California fire officials and utility regulators are investigating the cause of the wildfires, including whether some were sparked by power lines maintained by PG&E arm Pacific Gas & Electric Co., California's largest investor-owned utility.

Chief Executive Geisha Williams pushed back at analysts seeking to pin down how the utility would respond if its equipment was found to have caused some of the more than a dozen fires, and what that might mean for the company and its investors.

"This was an extraordinary confluence of events and right now it's simply too early to make an assumption about liability," she said while discussing PG&E's quarterly earnings. PG&E executives said they expect restoration and repair efforts related to the fires to cost up to $200 million this year.

The state investigation is expected to take months. But PG&E said Thursday it knows of at least nine lawsuits filed against it already in connection with the fires, and said there may be more to come. The suits, filed on behalf of more than 100 residents and business owners, claim PG&E was negligent and owes damages under a provision in the California constitution called inverse condemnation. The company said it would contest any inverse condemnation claims.

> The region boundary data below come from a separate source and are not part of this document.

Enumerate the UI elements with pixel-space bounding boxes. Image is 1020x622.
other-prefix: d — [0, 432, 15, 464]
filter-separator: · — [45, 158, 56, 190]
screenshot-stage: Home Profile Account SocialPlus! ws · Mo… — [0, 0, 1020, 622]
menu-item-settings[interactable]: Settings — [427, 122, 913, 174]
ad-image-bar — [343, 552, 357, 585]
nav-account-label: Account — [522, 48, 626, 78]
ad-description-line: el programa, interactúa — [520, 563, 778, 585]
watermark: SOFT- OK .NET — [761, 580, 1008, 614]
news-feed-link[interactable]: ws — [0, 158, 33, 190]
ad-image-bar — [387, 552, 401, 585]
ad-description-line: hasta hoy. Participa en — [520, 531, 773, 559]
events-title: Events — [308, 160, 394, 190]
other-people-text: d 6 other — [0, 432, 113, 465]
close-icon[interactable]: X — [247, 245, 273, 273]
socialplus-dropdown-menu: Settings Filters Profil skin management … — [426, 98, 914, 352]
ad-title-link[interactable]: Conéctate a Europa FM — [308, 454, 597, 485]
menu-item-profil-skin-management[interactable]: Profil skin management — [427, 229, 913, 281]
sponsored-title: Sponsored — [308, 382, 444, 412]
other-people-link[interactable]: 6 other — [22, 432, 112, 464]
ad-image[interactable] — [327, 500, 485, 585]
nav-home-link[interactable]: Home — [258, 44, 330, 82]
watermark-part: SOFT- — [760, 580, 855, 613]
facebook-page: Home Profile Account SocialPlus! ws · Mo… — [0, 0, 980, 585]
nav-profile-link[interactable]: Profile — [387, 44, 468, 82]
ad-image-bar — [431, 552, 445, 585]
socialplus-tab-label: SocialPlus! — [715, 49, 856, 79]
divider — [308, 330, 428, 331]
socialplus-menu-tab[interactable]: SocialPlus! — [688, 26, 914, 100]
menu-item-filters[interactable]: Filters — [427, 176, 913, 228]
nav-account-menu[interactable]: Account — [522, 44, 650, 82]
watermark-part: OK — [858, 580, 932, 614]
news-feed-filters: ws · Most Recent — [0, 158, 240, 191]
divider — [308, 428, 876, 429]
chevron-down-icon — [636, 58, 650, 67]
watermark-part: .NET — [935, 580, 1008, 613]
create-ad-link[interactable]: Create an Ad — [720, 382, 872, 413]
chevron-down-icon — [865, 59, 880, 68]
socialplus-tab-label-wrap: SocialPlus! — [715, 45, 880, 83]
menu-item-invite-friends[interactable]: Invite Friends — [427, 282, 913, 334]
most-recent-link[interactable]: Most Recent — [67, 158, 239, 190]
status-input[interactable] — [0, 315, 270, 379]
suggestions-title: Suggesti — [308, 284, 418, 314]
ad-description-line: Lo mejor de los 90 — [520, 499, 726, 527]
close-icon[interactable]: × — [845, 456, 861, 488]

Investors have reacted to PG&E's potential liability; shortly after the wind-driven blazes began, they sent the utility's stock down sharply. Though PG&E's shares have rebounded since, they were trading at about $57 Thursday, more than 17% below where they were before the fires.

State regulators have sent letters to PG&E as well as AT&T Inc., Verizon Communications Inc., Comcast Corp. and others, directing them to "preserve all evidence with respect to the Northern California wildfires, " including failed or damaged poles.

PG&E has already filed 20 incident reports detailing damage to equipment, like downed power lines, across several California counties, including Napa and Sonoma in the heart of the state's wine country. Much of the damage, the reports said, occurred in areas where trees and tree limbs fell and where high winds were recorded.

Heather Williams, a spokeswoman with the California Department of Forestry and Fire Protection, or Cal Fire, said utility equipment is only one of the potential culprits being examined by investigators.

PG&E spends hundreds of millions of dollars annually to manage vegetation around its equipment and facilities. In 2016, for instance, it removed 236,000 dead or dying trees -- in addition to the regular pruning it does -- around its power lines. The company said it inspects lines in high fire-danger areas at least twice a year and as much as four times a year.

For the past four years, it has also helped fly daily aerial patrols in Northern California during wildfire season in an effort to spot blazes for firefighters.

PG&E has faced regulatory fines and private litigation over disasters before.

The utility spent $565 million to settle private lawsuits filed after a 2010 explosion of a natural gas pipeline in San Bruno, Calif., that killed eight people and destroyed a neighborhood. That came on top of a $1.6 billion fine from the California Public Utilities Commission related to the explosion.

PG&E currently faces claims from around 1,600 households affected by a 2015 blaze called the Butte fire that ignited when a pine tree fell on an electric line, ultimately killing two people and taking out hundreds of structures.

Regulators also fined PG&E $8.3 million in April for failing to identify as dangerous the tree that caused the Butte fire. A judge ruled in June that PG&E can be held liable for inverse condemnation.

The utility has settled with an additional 500 or so households in that case, said Amanda Riddle, one of the lead attorneys in the case. PG&E hasn't admitted liability.

--Sara Randazzo contributed to this article.